Len was 2012-13 president of the European Association of Geoscientists and Engineers (EAGE), having served previously as Vice President and VP-Elect. He is also is a member of the Society of Exploration Geophysicists (SEG) and the American Geophysical Union (AGU). Len was the SEG Spring 2007 Distinguished Lecturer, and received the SEG Virgil Kaufmann Gold Medal in 2007. He has served on numerous professional society committees, including SEG and EAGE. He has also served on a number of US government agency and university advisory boards, including the National Science Foundation (NSF) Earth Science Directorate External Assessment Review panel and NSF's Continental Dynamics Program panel; Lehigh University's Department of Earth Sciences review panel; and Rice University's Department of Electrical and Computer Engineering Advancement Committee. Len continues his involvement in the Marshall Scholar program, established by the UK Parliament in 1953. He served on the Marshall Scholar candidate interview panel for the Houston Region in 2002 and 2009, was the Marshal liaison to the British Consul-General's Houston Office, and now serves in that capacity for the Counsel-General Los Angeles Office. He is the Association of Marshall Scholars (AMS) 1968 Class Secretary, and serves on the AMS Board of Directors.

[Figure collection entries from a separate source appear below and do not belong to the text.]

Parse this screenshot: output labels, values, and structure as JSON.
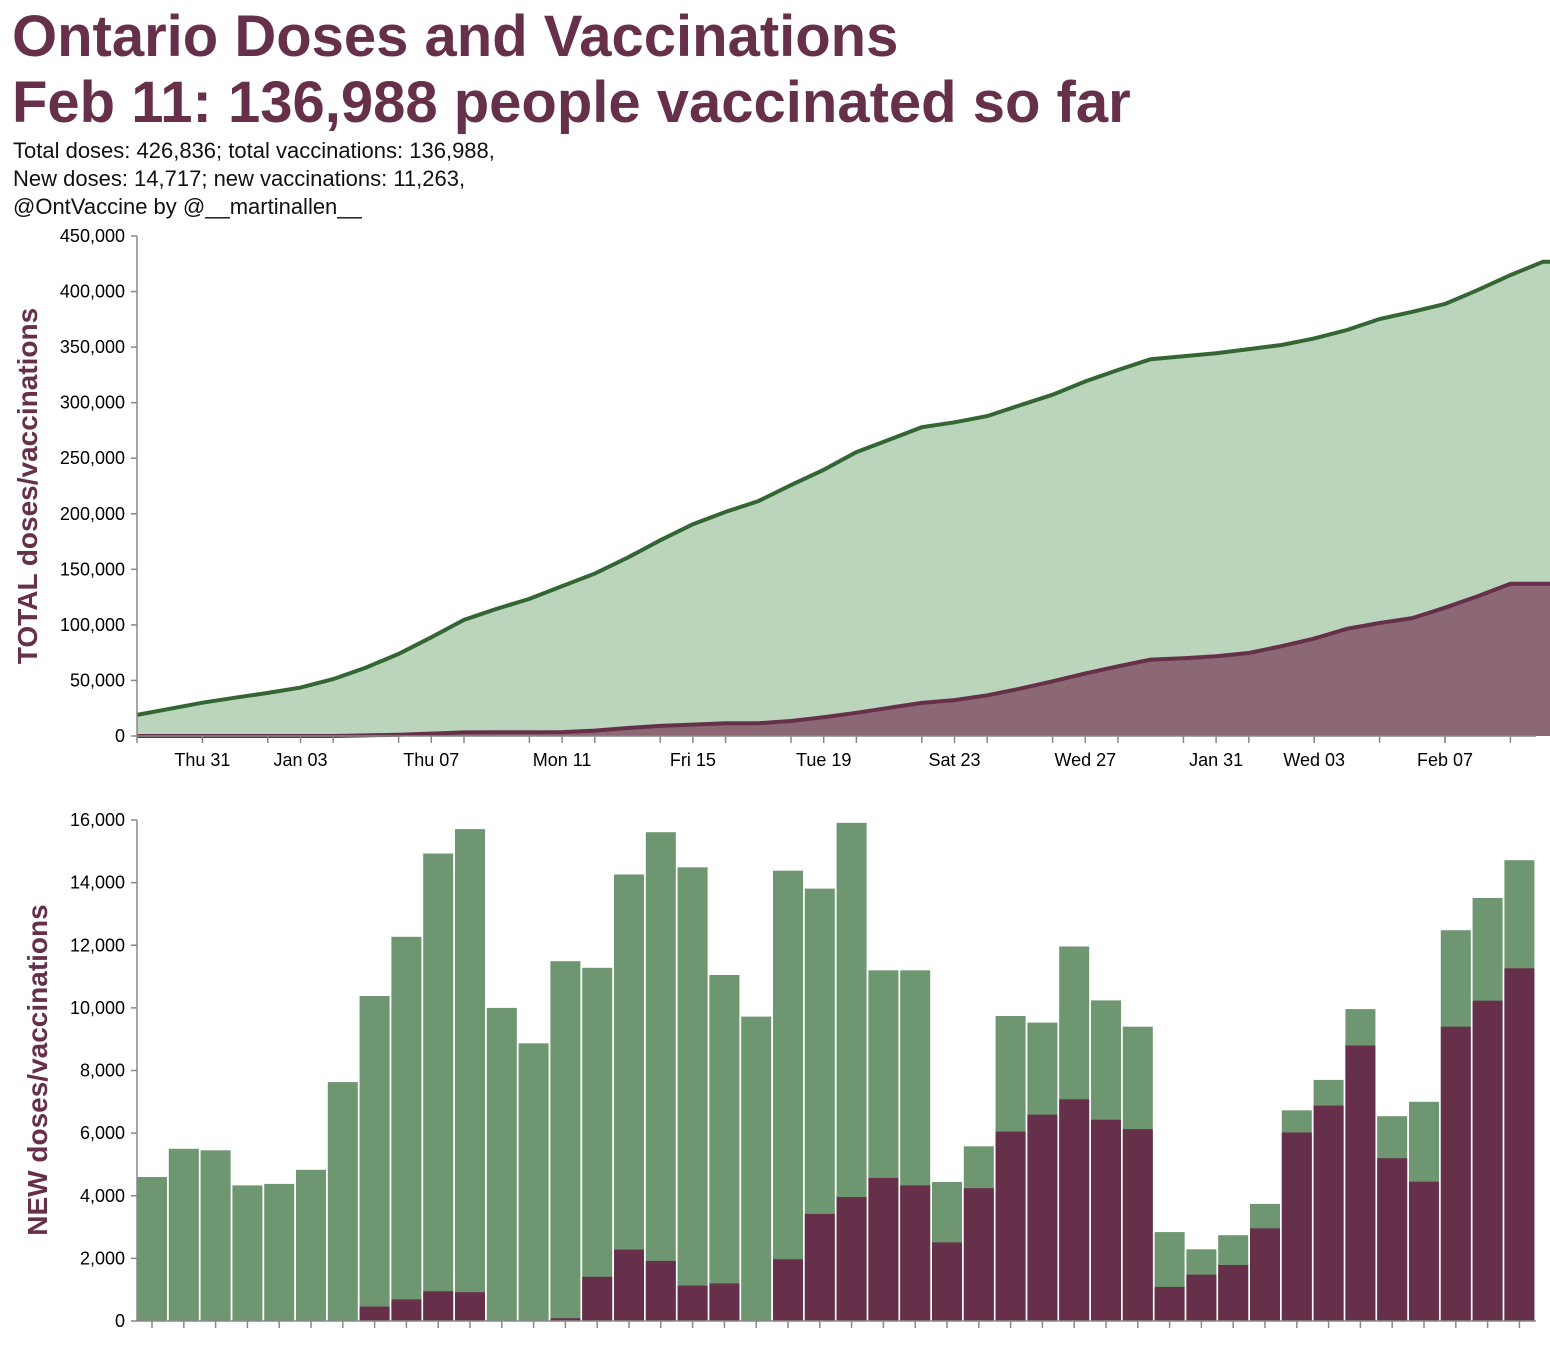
{
  "title": "Ontario Doses and Vaccinations",
  "headline": "Feb 11: 136,988 people vaccinated so far",
  "subtitle": [
    "Total doses: 426,836; total vaccinations: 136,988,",
    "New doses: 14,717; new vaccinations: 11,263,",
    "@OntVaccine by @__martinallen__"
  ],
  "colors": {
    "title": "#66304a",
    "doses_area": "#bad5bb",
    "doses_line": "#336633",
    "vacc_area": "#8b6873",
    "vacc_line": "#66304a",
    "new_doses_bar": "#6e9670",
    "new_vacc_bar": "#66304a"
  },
  "chart_data": [
    {
      "type": "area",
      "ylabel": "TOTAL doses/vaccinations",
      "ylim": [
        0,
        450000
      ],
      "yticks": [
        "0",
        "50,000",
        "100,000",
        "150,000",
        "200,000",
        "250,000",
        "300,000",
        "350,000",
        "400,000",
        "450,000"
      ],
      "xticks": [
        "Thu 31",
        "Jan 03",
        "Thu 07",
        "Mon 11",
        "Fri 15",
        "Tue 19",
        "Sat 23",
        "Wed 27",
        "Jan 31",
        "Wed 03",
        "Feb 07"
      ],
      "dates": [
        "Dec 29",
        "Dec 30",
        "Dec 31",
        "Jan 01",
        "Jan 02",
        "Jan 03",
        "Jan 04",
        "Jan 05",
        "Jan 06",
        "Jan 07",
        "Jan 08",
        "Jan 09",
        "Jan 10",
        "Jan 11",
        "Jan 12",
        "Jan 13",
        "Jan 14",
        "Jan 15",
        "Jan 16",
        "Jan 17",
        "Jan 18",
        "Jan 19",
        "Jan 20",
        "Jan 21",
        "Jan 22",
        "Jan 23",
        "Jan 24",
        "Jan 25",
        "Jan 26",
        "Jan 27",
        "Jan 28",
        "Jan 29",
        "Jan 30",
        "Jan 31",
        "Feb 01",
        "Feb 02",
        "Feb 03",
        "Feb 04",
        "Feb 05",
        "Feb 06",
        "Feb 07",
        "Feb 08",
        "Feb 09",
        "Feb 10",
        "Feb 11"
      ],
      "series": [
        {
          "name": "Total doses",
          "values": [
            19000,
            24500,
            30000,
            34500,
            38800,
            43600,
            51200,
            61600,
            73900,
            88800,
            104500,
            114500,
            123400,
            134900,
            146200,
            160500,
            176100,
            190600,
            201700,
            211400,
            225800,
            239600,
            255500,
            266700,
            277900,
            282300,
            287900,
            297600,
            307200,
            319100,
            329400,
            339100,
            341800,
            344500,
            348200,
            351900,
            357800,
            365400,
            375300,
            381800,
            388800,
            401300,
            414800,
            426836,
            426836
          ]
        },
        {
          "name": "Total vaccinations",
          "values": [
            0,
            0,
            0,
            0,
            0,
            0,
            0,
            500,
            1200,
            2200,
            3200,
            3400,
            3400,
            3500,
            4900,
            7200,
            9100,
            10300,
            11500,
            11500,
            13500,
            16900,
            20900,
            25400,
            29800,
            32300,
            36600,
            42600,
            49200,
            56300,
            62700,
            68800,
            69900,
            71700,
            74700,
            80800,
            87700,
            96500,
            101700,
            106100,
            115500,
            125700,
            136988,
            136988,
            136988
          ]
        }
      ]
    },
    {
      "type": "bar",
      "ylabel": "NEW doses/vaccinations",
      "ylim": [
        0,
        16000
      ],
      "yticks": [
        "0",
        "2,000",
        "4,000",
        "6,000",
        "8,000",
        "10,000",
        "12,000",
        "14,000",
        "16,000"
      ],
      "series": [
        {
          "name": "New doses",
          "values": [
            4600,
            5500,
            5450,
            4330,
            4380,
            4830,
            7630,
            10380,
            12270,
            14930,
            15710,
            10000,
            8870,
            11490,
            11280,
            14260,
            15610,
            14490,
            11050,
            9720,
            14380,
            13810,
            15910,
            11200,
            11200,
            4440,
            5580,
            9740,
            9530,
            11960,
            10240,
            9400,
            2840,
            2290,
            2740,
            3740,
            6730,
            7700,
            9960,
            6540,
            7000,
            12480,
            13510,
            14717
          ]
        },
        {
          "name": "New vaccinations",
          "values": [
            0,
            0,
            0,
            0,
            0,
            0,
            0,
            460,
            690,
            950,
            920,
            0,
            0,
            90,
            1410,
            2280,
            1920,
            1130,
            1200,
            0,
            1970,
            3420,
            3960,
            4570,
            4330,
            2510,
            4240,
            6050,
            6590,
            7080,
            6430,
            6130,
            1090,
            1480,
            1790,
            2960,
            6020,
            6880,
            8800,
            5200,
            4450,
            9400,
            10230,
            11263
          ]
        }
      ]
    }
  ]
}
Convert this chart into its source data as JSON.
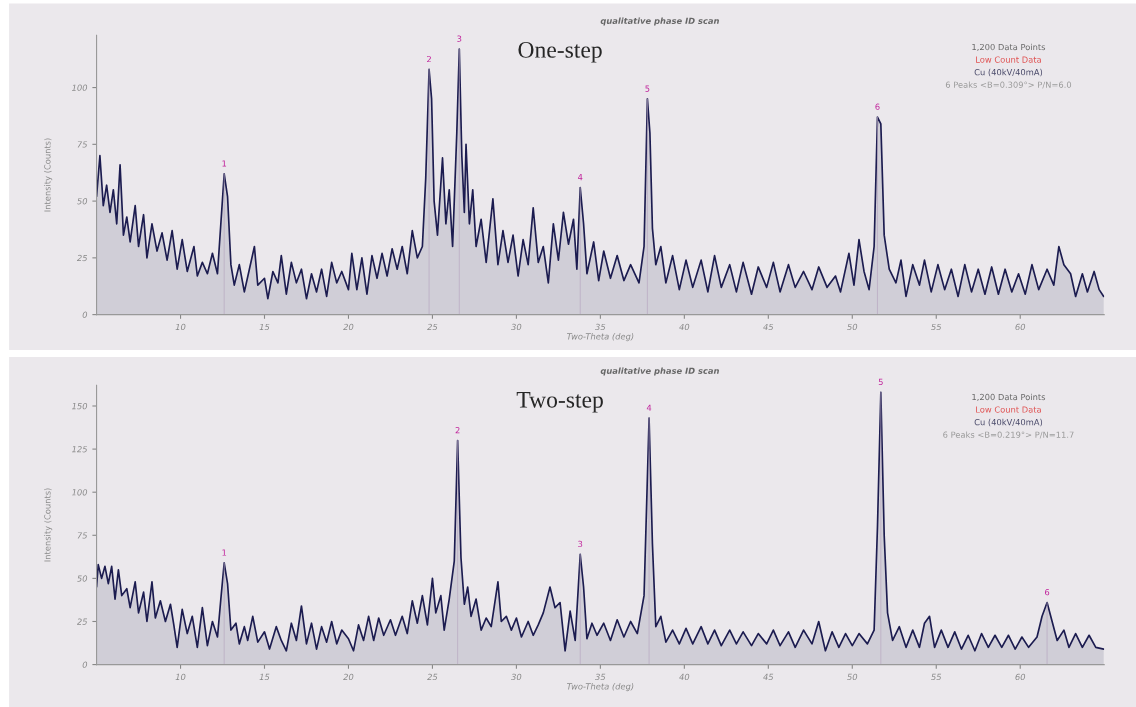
{
  "chart_data": [
    {
      "type": "area",
      "title": "One-step",
      "xlabel": "Two-Theta (deg)",
      "ylabel": "Intensity (Counts)",
      "color": "#1c1c50",
      "x": [
        5.0,
        5.2,
        5.4,
        5.6,
        5.8,
        6.0,
        6.2,
        6.4,
        6.6,
        6.8,
        7.0,
        7.3,
        7.5,
        7.8,
        8.0,
        8.3,
        8.6,
        8.9,
        9.2,
        9.5,
        9.8,
        10.1,
        10.4,
        10.8,
        11.0,
        11.3,
        11.6,
        11.9,
        12.2,
        12.4,
        12.6,
        12.8,
        13.0,
        13.2,
        13.5,
        13.8,
        14.1,
        14.4,
        14.6,
        15.0,
        15.2,
        15.5,
        15.8,
        16.0,
        16.3,
        16.6,
        16.9,
        17.2,
        17.5,
        17.8,
        18.1,
        18.4,
        18.7,
        19.0,
        19.3,
        19.6,
        20.0,
        20.2,
        20.5,
        20.8,
        21.1,
        21.4,
        21.7,
        22.0,
        22.3,
        22.6,
        22.9,
        23.2,
        23.5,
        23.8,
        24.1,
        24.4,
        24.6,
        24.8,
        24.95,
        25.1,
        25.3,
        25.6,
        25.8,
        26.0,
        26.2,
        26.45,
        26.6,
        26.75,
        26.9,
        27.0,
        27.2,
        27.4,
        27.6,
        27.9,
        28.2,
        28.6,
        28.9,
        29.2,
        29.5,
        29.8,
        30.1,
        30.4,
        30.7,
        31.0,
        31.3,
        31.6,
        31.9,
        32.2,
        32.5,
        32.8,
        33.1,
        33.4,
        33.6,
        33.8,
        34.0,
        34.2,
        34.6,
        34.9,
        35.2,
        35.6,
        36.0,
        36.4,
        36.8,
        37.3,
        37.6,
        37.8,
        37.95,
        38.1,
        38.3,
        38.6,
        38.9,
        39.3,
        39.7,
        40.1,
        40.5,
        41.0,
        41.4,
        41.8,
        42.2,
        42.7,
        43.1,
        43.5,
        44.0,
        44.4,
        44.9,
        45.3,
        45.7,
        46.2,
        46.6,
        47.1,
        47.6,
        48.0,
        48.5,
        49.0,
        49.3,
        49.8,
        50.1,
        50.4,
        50.7,
        51.0,
        51.3,
        51.5,
        51.7,
        51.9,
        52.2,
        52.6,
        52.9,
        53.2,
        53.6,
        54.0,
        54.3,
        54.7,
        55.1,
        55.5,
        55.9,
        56.3,
        56.7,
        57.1,
        57.5,
        57.9,
        58.3,
        58.7,
        59.1,
        59.5,
        59.9,
        60.3,
        60.7,
        61.1,
        61.6,
        62.0,
        62.3,
        62.6,
        63.0,
        63.3,
        63.7,
        64.0,
        64.4,
        64.7,
        64.97
      ],
      "values": [
        52,
        70,
        48,
        57,
        45,
        55,
        40,
        66,
        35,
        43,
        32,
        48,
        30,
        44,
        25,
        40,
        28,
        36,
        24,
        37,
        20,
        33,
        19,
        30,
        17,
        23,
        18,
        27,
        18,
        40,
        62,
        52,
        22,
        13,
        22,
        10,
        20,
        30,
        13,
        16,
        7,
        19,
        14,
        26,
        9,
        23,
        14,
        20,
        7,
        18,
        10,
        20,
        8,
        23,
        14,
        19,
        11,
        27,
        11,
        25,
        9,
        26,
        16,
        27,
        17,
        29,
        20,
        30,
        18,
        37,
        25,
        30,
        60,
        108,
        95,
        50,
        35,
        69,
        40,
        55,
        30,
        80,
        117,
        70,
        45,
        75,
        40,
        55,
        30,
        42,
        23,
        51,
        22,
        37,
        23,
        35,
        17,
        33,
        22,
        47,
        23,
        30,
        14,
        40,
        24,
        45,
        31,
        42,
        20,
        56,
        40,
        18,
        32,
        15,
        28,
        16,
        26,
        15,
        22,
        14,
        30,
        95,
        80,
        38,
        22,
        30,
        14,
        26,
        11,
        24,
        12,
        24,
        10,
        26,
        12,
        22,
        10,
        23,
        9,
        21,
        12,
        23,
        10,
        22,
        12,
        19,
        11,
        21,
        12,
        17,
        10,
        27,
        13,
        33,
        19,
        11,
        30,
        87,
        84,
        35,
        20,
        14,
        24,
        8,
        22,
        13,
        24,
        10,
        22,
        11,
        20,
        8,
        22,
        10,
        20,
        9,
        21,
        9,
        20,
        10,
        18,
        9,
        22,
        11,
        20,
        13,
        30,
        22,
        18,
        8,
        18,
        10,
        19,
        11,
        8
      ],
      "xlim": [
        5,
        65
      ],
      "ylim": [
        0,
        123
      ],
      "xticks": [
        10,
        15,
        20,
        25,
        30,
        35,
        40,
        45,
        50,
        55,
        60
      ],
      "yticks": [
        0,
        25,
        50,
        75,
        100
      ],
      "annotations": [
        {
          "text": "1",
          "x": 12.6,
          "y": 62
        },
        {
          "text": "2",
          "x": 24.8,
          "y": 108
        },
        {
          "text": "3",
          "x": 26.6,
          "y": 117
        },
        {
          "text": "4",
          "x": 33.8,
          "y": 56
        },
        {
          "text": "5",
          "x": 37.8,
          "y": 95
        },
        {
          "text": "6",
          "x": 51.5,
          "y": 87
        },
        "qualitative phase ID scan",
        "1,200 Data Points",
        "Low Count Data",
        "Cu (40kV/40mA)",
        "6 Peaks <B=0.309°> P/N=6.0"
      ]
    },
    {
      "type": "area",
      "title": "Two-step",
      "xlabel": "Two-Theta (deg)",
      "ylabel": "Intensity (Counts)",
      "color": "#1c1c50",
      "x": [
        5.0,
        5.1,
        5.3,
        5.5,
        5.7,
        5.9,
        6.1,
        6.3,
        6.5,
        6.8,
        7.0,
        7.3,
        7.5,
        7.8,
        8.0,
        8.3,
        8.5,
        8.8,
        9.1,
        9.4,
        9.6,
        9.8,
        10.1,
        10.4,
        10.7,
        11.0,
        11.3,
        11.6,
        11.9,
        12.2,
        12.4,
        12.6,
        12.8,
        13.0,
        13.3,
        13.5,
        13.8,
        14.0,
        14.3,
        14.6,
        15.0,
        15.3,
        15.7,
        16.0,
        16.3,
        16.6,
        16.9,
        17.2,
        17.5,
        17.8,
        18.1,
        18.4,
        18.7,
        19.0,
        19.3,
        19.6,
        20.0,
        20.3,
        20.6,
        20.9,
        21.2,
        21.5,
        21.8,
        22.1,
        22.5,
        22.8,
        23.2,
        23.5,
        23.8,
        24.1,
        24.4,
        24.7,
        25.0,
        25.2,
        25.5,
        25.7,
        26.0,
        26.3,
        26.5,
        26.7,
        26.9,
        27.1,
        27.3,
        27.6,
        27.9,
        28.2,
        28.5,
        28.9,
        29.1,
        29.4,
        29.7,
        30.0,
        30.3,
        30.7,
        31.0,
        31.3,
        31.6,
        32.0,
        32.3,
        32.6,
        32.9,
        33.2,
        33.5,
        33.8,
        34.0,
        34.2,
        34.5,
        34.8,
        35.2,
        35.6,
        36.0,
        36.4,
        36.8,
        37.2,
        37.6,
        37.9,
        38.1,
        38.3,
        38.6,
        38.9,
        39.3,
        39.7,
        40.1,
        40.5,
        41.0,
        41.4,
        41.8,
        42.2,
        42.7,
        43.1,
        43.5,
        44.0,
        44.4,
        44.9,
        45.3,
        45.7,
        46.2,
        46.6,
        47.1,
        47.6,
        48.0,
        48.4,
        48.8,
        49.2,
        49.6,
        50.0,
        50.4,
        50.9,
        51.3,
        51.5,
        51.7,
        51.9,
        52.1,
        52.4,
        52.8,
        53.2,
        53.6,
        54.0,
        54.3,
        54.6,
        54.9,
        55.3,
        55.7,
        56.1,
        56.5,
        56.9,
        57.3,
        57.7,
        58.1,
        58.5,
        58.9,
        59.3,
        59.7,
        60.1,
        60.5,
        61.0,
        61.3,
        61.6,
        61.9,
        62.2,
        62.6,
        62.9,
        63.3,
        63.7,
        64.1,
        64.5,
        64.97
      ],
      "values": [
        45,
        58,
        50,
        57,
        47,
        57,
        38,
        55,
        40,
        44,
        33,
        48,
        30,
        42,
        25,
        48,
        27,
        37,
        25,
        35,
        23,
        10,
        32,
        18,
        28,
        10,
        33,
        11,
        25,
        16,
        38,
        59,
        47,
        20,
        24,
        12,
        22,
        14,
        28,
        13,
        19,
        9,
        22,
        14,
        8,
        24,
        14,
        34,
        12,
        24,
        9,
        22,
        13,
        25,
        12,
        20,
        15,
        8,
        23,
        14,
        28,
        14,
        27,
        17,
        26,
        17,
        28,
        18,
        37,
        24,
        40,
        23,
        50,
        30,
        40,
        20,
        38,
        60,
        130,
        62,
        35,
        45,
        28,
        38,
        20,
        27,
        22,
        48,
        25,
        28,
        20,
        27,
        16,
        25,
        17,
        23,
        30,
        45,
        33,
        36,
        8,
        31,
        14,
        64,
        45,
        15,
        24,
        17,
        24,
        14,
        26,
        16,
        25,
        18,
        40,
        143,
        70,
        22,
        28,
        13,
        20,
        12,
        21,
        12,
        22,
        12,
        20,
        11,
        20,
        12,
        19,
        11,
        18,
        12,
        20,
        11,
        19,
        10,
        20,
        12,
        25,
        8,
        19,
        10,
        18,
        11,
        18,
        12,
        20,
        80,
        158,
        75,
        30,
        14,
        22,
        10,
        20,
        10,
        24,
        28,
        10,
        20,
        10,
        19,
        9,
        17,
        8,
        18,
        10,
        17,
        10,
        17,
        9,
        16,
        10,
        16,
        28,
        36,
        25,
        14,
        20,
        10,
        18,
        10,
        17,
        10,
        9
      ],
      "xlim": [
        5,
        65
      ],
      "ylim": [
        0,
        162
      ],
      "xticks": [
        10,
        15,
        20,
        25,
        30,
        35,
        40,
        45,
        50,
        55,
        60
      ],
      "yticks": [
        0,
        25,
        50,
        75,
        100,
        125,
        150
      ],
      "annotations": [
        {
          "text": "1",
          "x": 12.6,
          "y": 59
        },
        {
          "text": "2",
          "x": 26.5,
          "y": 130
        },
        {
          "text": "3",
          "x": 33.8,
          "y": 64
        },
        {
          "text": "4",
          "x": 37.9,
          "y": 143
        },
        {
          "text": "5",
          "x": 51.7,
          "y": 158
        },
        {
          "text": "6",
          "x": 61.6,
          "y": 36
        },
        "qualitative phase ID scan",
        "1,200 Data Points",
        "Low Count Data",
        "Cu (40kV/40mA)",
        "6 Peaks <B=0.219°> P/N=11.7"
      ]
    }
  ]
}
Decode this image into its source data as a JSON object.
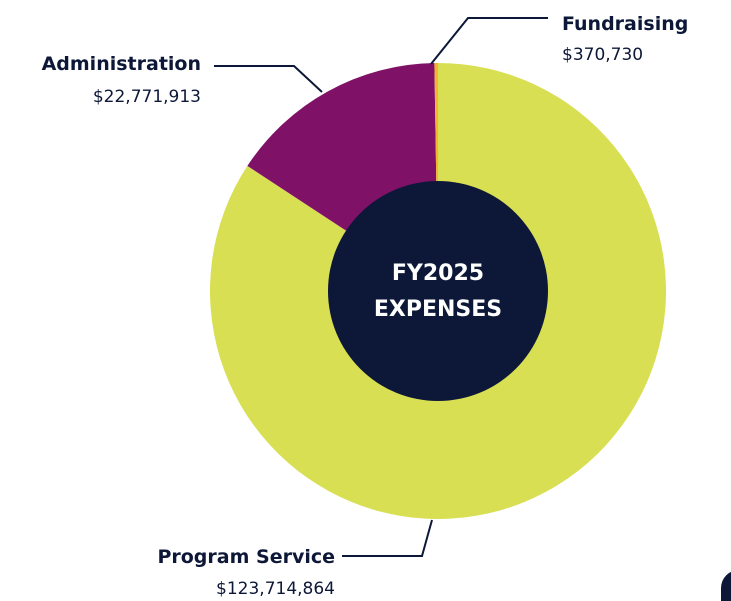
{
  "chart_data": {
    "type": "pie",
    "center_title": [
      "FY2025",
      "EXPENSES"
    ],
    "categories": [
      "Program Service",
      "Administration",
      "Fundraising"
    ],
    "values": [
      123714864,
      22771913,
      370730
    ],
    "value_labels": [
      "$123,714,864",
      "$22,771,913",
      "$370,730"
    ],
    "colors": [
      "#d8df52",
      "#7f1167",
      "#f5b335"
    ],
    "center_color": "#0d1838",
    "label_color": "#0d1838"
  }
}
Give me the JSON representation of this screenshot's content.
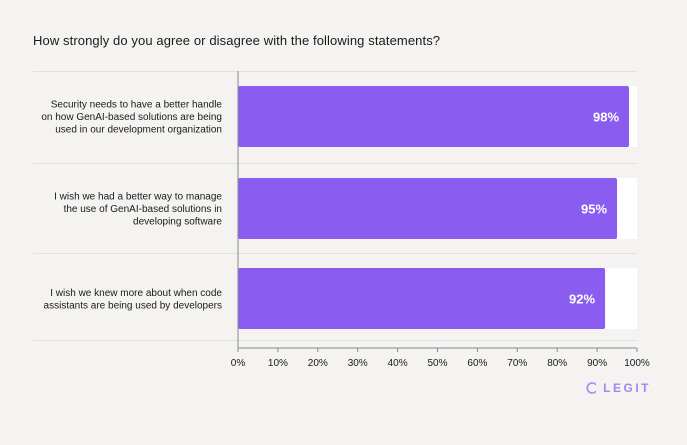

Len was appointed the first Professor of Practice at the University of California San Diego Scripps Institution of Oceanography in July 2013, and is a member of the Institute of Geophysics and Planetary Physics. He conducts research in basic and applied geophysics, advises MS and PhD students, and has developed and teaches a new graduate course SIOG 222 "Introduction to Industry Reflection Seismic Methods and Applications".